Den Gangster will Medina nicht spielen. "Das Erste, was diese scheiß Gangster-Rapper machen", sagt er, "ist raus aus der Gosse ziehen. Bushido hat alle vergiftet und jetzt wohnt er mit seinen Kindern draußen in der Idylle am Stadtrand". Bushido könne ruhig weiter von Fixen, Crack und Nutten rappen, meint er, aber dann solle er auch ins Pallasseum kommen und sehen, was seine Texte in den Köpfen der Kinder anrichten.
Medina will ihnen eine positive Botschaft vermitteln. Er hat schließlich selbst drei Kinder. Seit einem Jahr wohnt der 28-Jährige mit seiner Familie hier. Weil seine Frau im Pallasseum aufgewachsen ist, haben sie eine der begehrten Drei-Zimmer-Wohnungen bekommen.

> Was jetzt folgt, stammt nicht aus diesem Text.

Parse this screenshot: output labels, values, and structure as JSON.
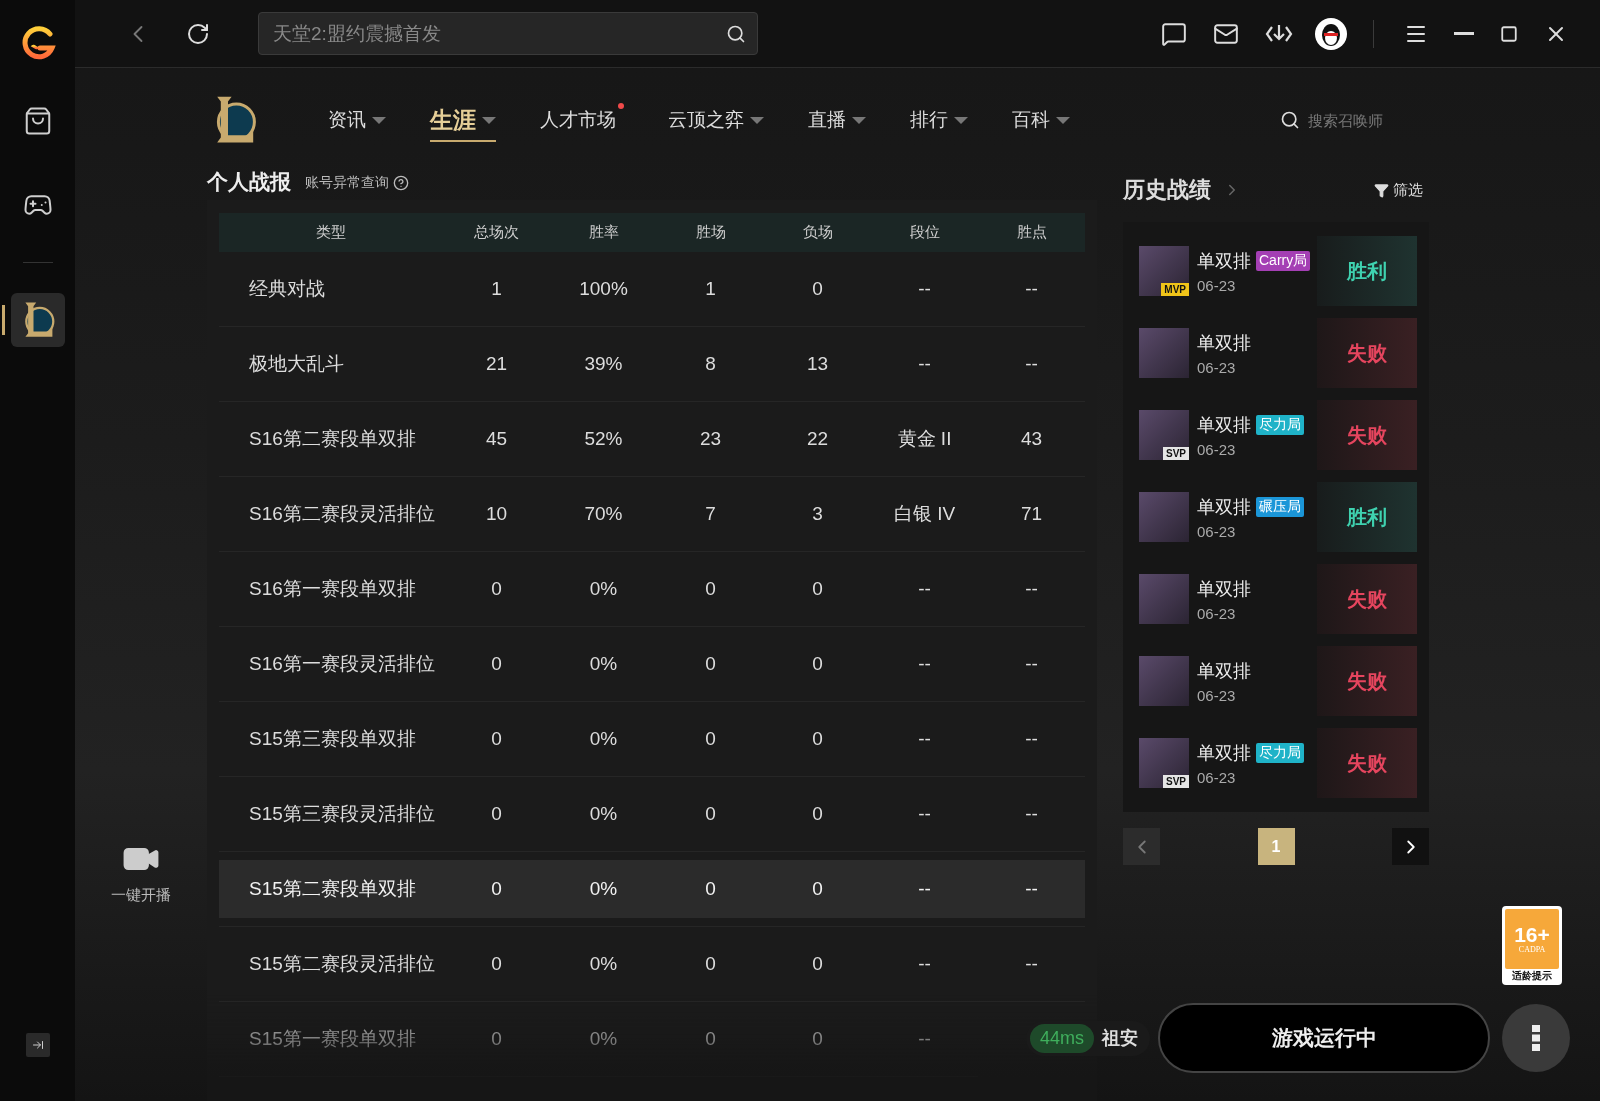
{
  "topbar": {
    "search": {
      "placeholder": "天堂2:盟约震撼首发"
    }
  },
  "sidebar": {
    "items": [
      {
        "kind": "store",
        "selected": false
      },
      {
        "kind": "games",
        "selected": false
      },
      {
        "kind": "lol",
        "selected": true
      }
    ],
    "live_label": "一键开播"
  },
  "nav": {
    "items": [
      {
        "label": "资讯",
        "selected": false,
        "has_menu": true,
        "dot": false
      },
      {
        "label": "生涯",
        "selected": true,
        "has_menu": true,
        "dot": false
      },
      {
        "label": "人才市场",
        "selected": false,
        "has_menu": false,
        "dot": true
      },
      {
        "label": "云顶之弈",
        "selected": false,
        "has_menu": true,
        "dot": false
      },
      {
        "label": "直播",
        "selected": false,
        "has_menu": true,
        "dot": false
      },
      {
        "label": "排行",
        "selected": false,
        "has_menu": true,
        "dot": false
      },
      {
        "label": "百科",
        "selected": false,
        "has_menu": true,
        "dot": false
      }
    ],
    "search": {
      "placeholder": "搜索召唤师"
    }
  },
  "stats": {
    "title": "个人战报",
    "link": "账号异常查询",
    "columns": [
      "类型",
      "总场次",
      "胜率",
      "胜场",
      "负场",
      "段位",
      "胜点"
    ],
    "rows": [
      {
        "cells": [
          "经典对战",
          "1",
          "100%",
          "1",
          "0",
          "--",
          "--"
        ],
        "selected": false
      },
      {
        "cells": [
          "极地大乱斗",
          "21",
          "39%",
          "8",
          "13",
          "--",
          "--"
        ],
        "selected": false
      },
      {
        "cells": [
          "S16第二赛段单双排",
          "45",
          "52%",
          "23",
          "22",
          "黄金 II",
          "43"
        ],
        "selected": false
      },
      {
        "cells": [
          "S16第二赛段灵活排位",
          "10",
          "70%",
          "7",
          "3",
          "白银 IV",
          "71"
        ],
        "selected": false
      },
      {
        "cells": [
          "S16第一赛段单双排",
          "0",
          "0%",
          "0",
          "0",
          "--",
          "--"
        ],
        "selected": false
      },
      {
        "cells": [
          "S16第一赛段灵活排位",
          "0",
          "0%",
          "0",
          "0",
          "--",
          "--"
        ],
        "selected": false
      },
      {
        "cells": [
          "S15第三赛段单双排",
          "0",
          "0%",
          "0",
          "0",
          "--",
          "--"
        ],
        "selected": false
      },
      {
        "cells": [
          "S15第三赛段灵活排位",
          "0",
          "0%",
          "0",
          "0",
          "--",
          "--"
        ],
        "selected": false
      },
      {
        "cells": [
          "S15第二赛段单双排",
          "0",
          "0%",
          "0",
          "0",
          "--",
          "--"
        ],
        "selected": true
      },
      {
        "cells": [
          "S15第二赛段灵活排位",
          "0",
          "0%",
          "0",
          "0",
          "--",
          "--"
        ],
        "selected": false
      },
      {
        "cells": [
          "S15第一赛段单双排",
          "0",
          "0%",
          "0",
          "0",
          "--"
        ],
        "selected": false
      }
    ]
  },
  "history": {
    "title": "历史战绩",
    "filter": "筛选",
    "matches": [
      {
        "badge": "MVP",
        "mode": "单双排",
        "tag": "Carry局",
        "color": "#a43fb4",
        "date": "06-23",
        "result": "胜利",
        "kind": "win"
      },
      {
        "mode": "单双排",
        "date": "06-23",
        "result": "失败",
        "kind": "loss"
      },
      {
        "badge": "SVP",
        "mode": "单双排",
        "tag": "尽力局",
        "color": "#1fb3c8",
        "date": "06-23",
        "result": "失败",
        "kind": "loss"
      },
      {
        "mode": "单双排",
        "tag": "碾压局",
        "color": "#1b96d8",
        "date": "06-23",
        "result": "胜利",
        "kind": "win"
      },
      {
        "mode": "单双排",
        "date": "06-23",
        "result": "失败",
        "kind": "loss"
      },
      {
        "mode": "单双排",
        "date": "06-23",
        "result": "失败",
        "kind": "loss"
      },
      {
        "badge": "SVP",
        "mode": "单双排",
        "tag": "尽力局",
        "color": "#1fb3c8",
        "date": "06-23",
        "result": "失败",
        "kind": "loss"
      }
    ],
    "pages": [
      {
        "label": "1",
        "selected": true
      }
    ]
  },
  "age_rating": {
    "rating": "16+",
    "org": "CADPA",
    "caption": "适龄提示"
  },
  "status": {
    "ping": "44ms",
    "server": "祖安",
    "launch": "游戏运行中"
  }
}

Die Jugendlichen im Pallasseum verstünden seinen positiven Rap noch nicht richtig, sagt Medina. Das Aggro-Berlin-Konzept sitzt tief. Den meisten wäre es lieber, wenn er davon erzählen würde, wie krass es hier ist. Und wenn er den Jungs aus den anderen Berliner Kiezen "ein paar aufs Maul wünschen" würde.

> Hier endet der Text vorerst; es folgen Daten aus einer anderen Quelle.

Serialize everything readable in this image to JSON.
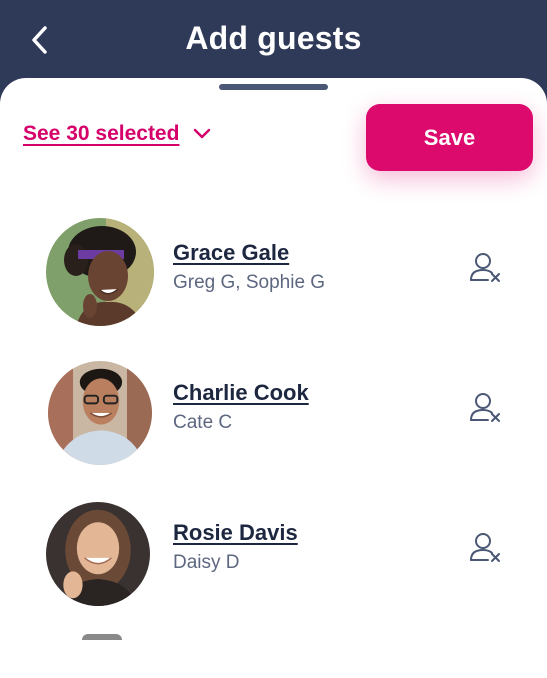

Für Mustafa Sali, der schon sein Leben lang im Pallasseum wohnt, war Bushido ein Idol. Schon in der Grundschule hat er seine Musik gehört. Sie hat ihn zum Rappen gebracht.
Salis Onkel, ein Musikproduzent, bemerkte als Erster dessen Talent. Als er hörte, dass sein Neffe mit zehn Jahren schon Texte schrieb, baute er ihm einen Beat und war baff, dass der kleine Mustafa sofort den Takt traf.

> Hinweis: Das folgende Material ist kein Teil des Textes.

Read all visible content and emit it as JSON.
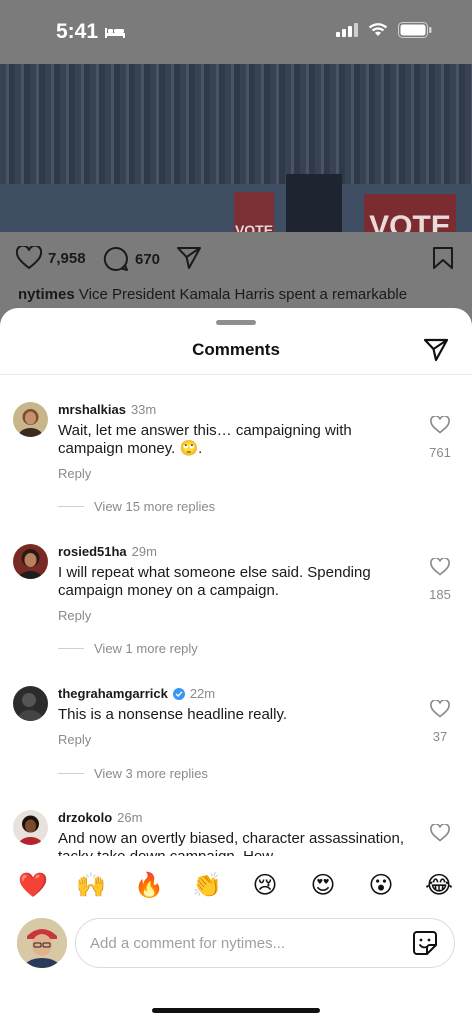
{
  "status_bar": {
    "time": "5:41"
  },
  "post": {
    "sign_left": "VOTE",
    "sign_right": "VOTE",
    "likes": "7,958",
    "comments": "670",
    "caption_user": "nytimes",
    "caption_text": "Vice President Kamala Harris spent a remarkable"
  },
  "sheet": {
    "title": "Comments"
  },
  "comments": [
    {
      "user": "mrshalkias",
      "time": "33m",
      "text": "Wait, let me answer this… campaigning with campaign money. 🙄.",
      "reply_label": "Reply",
      "more_replies": "View 15 more replies",
      "likes": "761"
    },
    {
      "user": "rosied51ha",
      "time": "29m",
      "text": "I will repeat what someone else said.  Spending campaign money on a campaign.",
      "reply_label": "Reply",
      "more_replies": "View 1 more reply",
      "likes": "185"
    },
    {
      "user": "thegrahamgarrick",
      "time": "22m",
      "text": "This is a nonsense headline really.",
      "reply_label": "Reply",
      "more_replies": "View 3 more replies",
      "likes": "37"
    },
    {
      "user": "drzokolo",
      "time": "26m",
      "text": "And now an overtly biased, character assassination, tacky take down campaign. How",
      "likes": ""
    }
  ],
  "emoji_bar": [
    "❤️",
    "🙌",
    "🔥",
    "👏",
    "😢",
    "😍",
    "😮",
    "😂"
  ],
  "composer": {
    "placeholder": "Add a comment for nytimes..."
  }
}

Seine Mitschüler nannten Sali bald nur noch den Rapper. Er freestylte auf dem Schulhof und feilte zu Hause an seinen Texten.
Bushido, sagt er, fasziniere ihn heute nicht mehr so sehr. "Der alte Bushido hatte etwas Hungriges, das mochte ich. Er wollte unbedingt nach oben. Aber jetzt ist er ganz oben angekommen." Überhaupt, glaubt Sali, habe sich der Aggro-Berlin-Stil etwas überlebt: "Ein Text à la ‚Ich ficke deine Mutter auf dem Perserteppich’ war damals krass, aber heute würde jeder nur sagen: Nicht schon wieder eine Zeile über deine Mutter."
Sali sucht tagelang, um Reime zu finden, die schön klingen. In seinen Texten geht es nicht darum, wie er einem anderen das Nasenbein bricht. Er erzählt lieber von seinem Alltag im Pallasseum - von seinen Problemen und Sorgen - und hofft, dass sich die Jugendlichen damit identifizieren können.